During the early months of the COVID-19 pandemic, when lockdowns reshaped daily life in Toronto, photographer Francisco Riquelme-Montecinos found himself creatively stalled. Accustomed to documenting people and the cultural nuances that shape urban life, he suddenly had to rethink his subjects as streets lost their usual hustle and bustle. But Riquelme-Montecinos kept documenting. On his regular walks through the city, he began noticing something he had long overlooked: neighbourhood convenience stores.
Their facades, crowded with signage, colours and improvised design choices, stood out against the relative uniformity of Toronto’s streets. “If you look at their architecture, they are beautiful in a way,” Riquelme-Montecinos says. “They are funky, eclectic, a bit ugly, a bit kitsch.” The layered storefronts, often visually chaotic, became for him distinct architectural portraits.
Since 2020, he has photographed more than a hundred variety stores across the city.
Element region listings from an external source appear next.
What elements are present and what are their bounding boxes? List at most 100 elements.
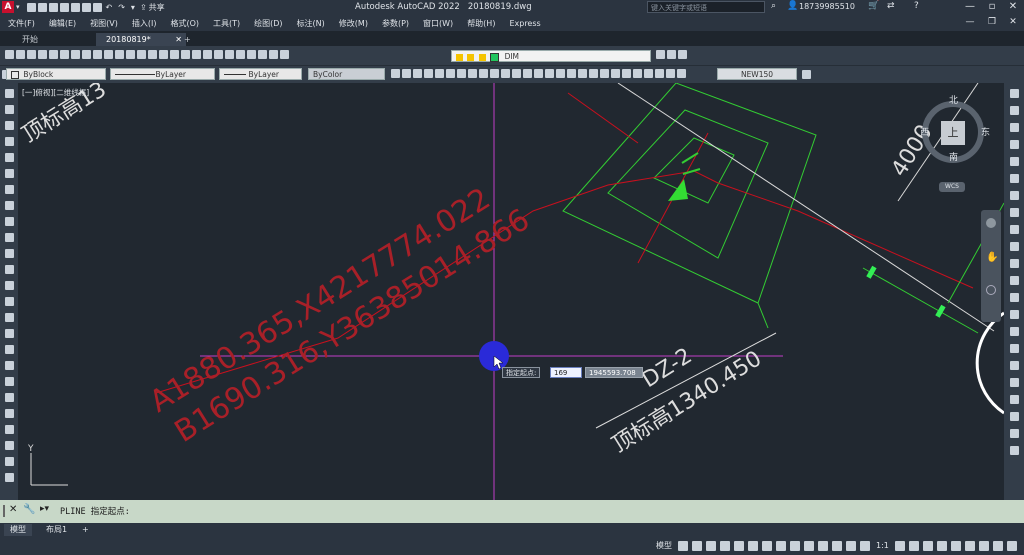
draw-tool-icon[interactable] [5, 313, 14, 322]
dynamic-input-icon[interactable] [720, 540, 730, 551]
menu-item[interactable]: 格式(O) [170, 18, 199, 29]
close-button[interactable]: ✕ [1003, 0, 1023, 15]
dimension-tool-icon[interactable] [391, 69, 400, 78]
block-editor-icon[interactable] [126, 50, 135, 59]
save-icon[interactable] [48, 2, 58, 12]
compass-west[interactable]: 西 [920, 125, 929, 138]
quick-properties-icon[interactable] [950, 540, 961, 551]
dimension-tool-icon[interactable] [578, 69, 587, 78]
draw-tool-icon[interactable] [5, 105, 14, 114]
draw-tool-icon[interactable] [5, 473, 14, 482]
dimension-tool-icon[interactable] [457, 69, 466, 78]
dimension-tool-icon[interactable] [600, 69, 609, 78]
model-space-button[interactable]: 模型 [656, 540, 672, 551]
modify-tool-icon[interactable] [1010, 242, 1019, 251]
lineweight-dropdown[interactable]: ByLayer [219, 68, 302, 80]
grid-icon[interactable] [678, 540, 688, 551]
cmd-recent-icon[interactable]: ▸▾ [40, 504, 49, 514]
dynamic-y-input[interactable]: 1945593.708 [585, 367, 643, 378]
modify-tool-icon[interactable] [1010, 361, 1019, 370]
draw-tool-icon[interactable] [5, 201, 14, 210]
layer-previous-icon[interactable] [678, 50, 687, 59]
modify-tool-icon[interactable] [1010, 412, 1019, 421]
share-icon[interactable]: ⇪ [140, 3, 147, 12]
draw-tool-icon[interactable] [5, 121, 14, 130]
menu-item[interactable]: 帮助(H) [467, 18, 495, 29]
doc-minimize-button[interactable]: — [960, 15, 980, 30]
dimension-tool-icon[interactable] [424, 69, 433, 78]
redo-icon[interactable] [148, 50, 157, 59]
redo-icon[interactable]: ↷ [118, 3, 125, 12]
cart-icon[interactable]: 🛒 [868, 1, 879, 11]
undo-icon[interactable]: ↶ [106, 3, 113, 12]
3d-print-icon[interactable] [71, 50, 80, 59]
dimension-tool-icon[interactable] [435, 69, 444, 78]
dimension-tool-icon[interactable] [666, 69, 675, 78]
share-button[interactable]: 共享 [149, 2, 165, 13]
draw-tool-icon[interactable] [5, 345, 14, 354]
steering-wheel-icon[interactable] [986, 218, 996, 228]
polar-icon[interactable] [748, 540, 758, 551]
customize-menu-icon[interactable] [1006, 540, 1017, 551]
menu-item[interactable]: 窗口(W) [423, 18, 453, 29]
dynamic-x-input[interactable]: 169 [550, 367, 582, 378]
publish-icon[interactable] [60, 50, 69, 59]
tool-palettes-icon[interactable] [225, 50, 234, 59]
paste-icon[interactable] [104, 50, 113, 59]
drawing-canvas[interactable]: 顶标高13 A1880.365,X4217774.022 B1690.316,Y… [18, 83, 1004, 500]
zoom-icon[interactable] [986, 285, 996, 295]
dimension-tool-icon[interactable] [446, 69, 455, 78]
zoom-window-icon[interactable] [181, 50, 190, 59]
modify-tool-icon[interactable] [1010, 208, 1019, 217]
dimension-tool-icon[interactable] [402, 69, 411, 78]
search-icon[interactable]: ⌕ [771, 1, 776, 11]
modify-tool-icon[interactable] [1010, 259, 1019, 268]
match-properties-icon[interactable] [115, 50, 124, 59]
annotation-visibility-icon[interactable] [846, 540, 856, 551]
snap-icon[interactable] [692, 540, 702, 551]
new-file-icon[interactable] [26, 2, 36, 12]
doc-restore-button[interactable]: ❐ [982, 15, 1002, 30]
dimension-tool-icon[interactable] [490, 69, 499, 78]
user-icon[interactable]: 👤 [787, 1, 798, 11]
sheet-set-icon[interactable] [236, 50, 245, 59]
dimension-tool-icon[interactable] [413, 69, 422, 78]
modify-tool-icon[interactable] [1010, 446, 1019, 455]
ortho-icon[interactable] [734, 540, 744, 551]
dimension-tool-icon[interactable] [523, 69, 532, 78]
viewport-controls-label[interactable]: [一]俯视][二维线框] [22, 87, 89, 98]
draw-tool-icon[interactable] [5, 249, 14, 258]
menu-item[interactable]: 绘图(D) [254, 18, 282, 29]
dimension-tool-icon[interactable] [479, 69, 488, 78]
draw-tool-icon[interactable] [5, 185, 14, 194]
dimension-tool-icon[interactable] [622, 69, 631, 78]
search-input[interactable]: 键入关键字或短语 [647, 1, 765, 13]
menu-item[interactable]: Express [509, 19, 540, 28]
zoom-realtime-icon[interactable] [170, 50, 179, 59]
annotation-monitor-icon[interactable] [922, 540, 933, 551]
tab-start[interactable]: 开始 [12, 33, 48, 46]
dimension-tool-icon[interactable] [589, 69, 598, 78]
new-tab-button[interactable]: + [180, 33, 195, 46]
app-menu-chevron-icon[interactable]: ▾ [16, 3, 20, 11]
color-dropdown[interactable]: ByBlock [6, 68, 106, 80]
draw-tool-icon[interactable] [5, 457, 14, 466]
cmd-close-icon[interactable]: ✕ [9, 504, 17, 515]
customize-quick-access-icon[interactable]: ▾ [131, 3, 135, 12]
pan-icon[interactable] [159, 50, 168, 59]
menu-item[interactable]: 修改(M) [339, 18, 368, 29]
dimension-tool-icon[interactable] [468, 69, 477, 78]
compass-east[interactable]: 东 [981, 125, 990, 138]
tab-model[interactable]: 模型 [4, 524, 32, 536]
cut-icon[interactable] [82, 50, 91, 59]
modify-tool-icon[interactable] [1010, 310, 1019, 319]
navigation-bar[interactable]: ✋ [981, 210, 1001, 322]
markup-icon[interactable] [247, 50, 256, 59]
dimension-tool-icon[interactable] [633, 69, 642, 78]
copy-icon[interactable] [93, 50, 102, 59]
design-center-icon[interactable] [214, 50, 223, 59]
units-icon[interactable] [936, 540, 947, 551]
dimension-tool-icon[interactable] [501, 69, 510, 78]
tab-layout1[interactable]: 布局1 [40, 524, 73, 536]
draw-tool-icon[interactable] [5, 233, 14, 242]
Working in a minimalist style, he isolates each storefront, transforming them into carefully composed, poster-like images. For Riquelme-Montecinos, minimalism is not just an esthetic preference but a way to impose order and clarity on spaces that might otherwise feel visually overwhelming. “For me, it’s a way to create simplicity in a world that is often chaotic,” he explains.
Beyond their visual appeal, the stores carry social weight. For decades, they have served as informal gathering points embedded in the fabric of Toronto’s neighbourhoods. Yet many are disappearing. Several of the locations he documented have already closed or changed ownership. What began as a creative response to isolation has evolved into a quiet act of preservation.
“I’m trying to create a very local image; Something that Torontonians can relate to,” he says. After 16 years living in the city, the project has become a way of giving something back: an archive of everyday spaces that, while often overlooked, help define Toronto’s character.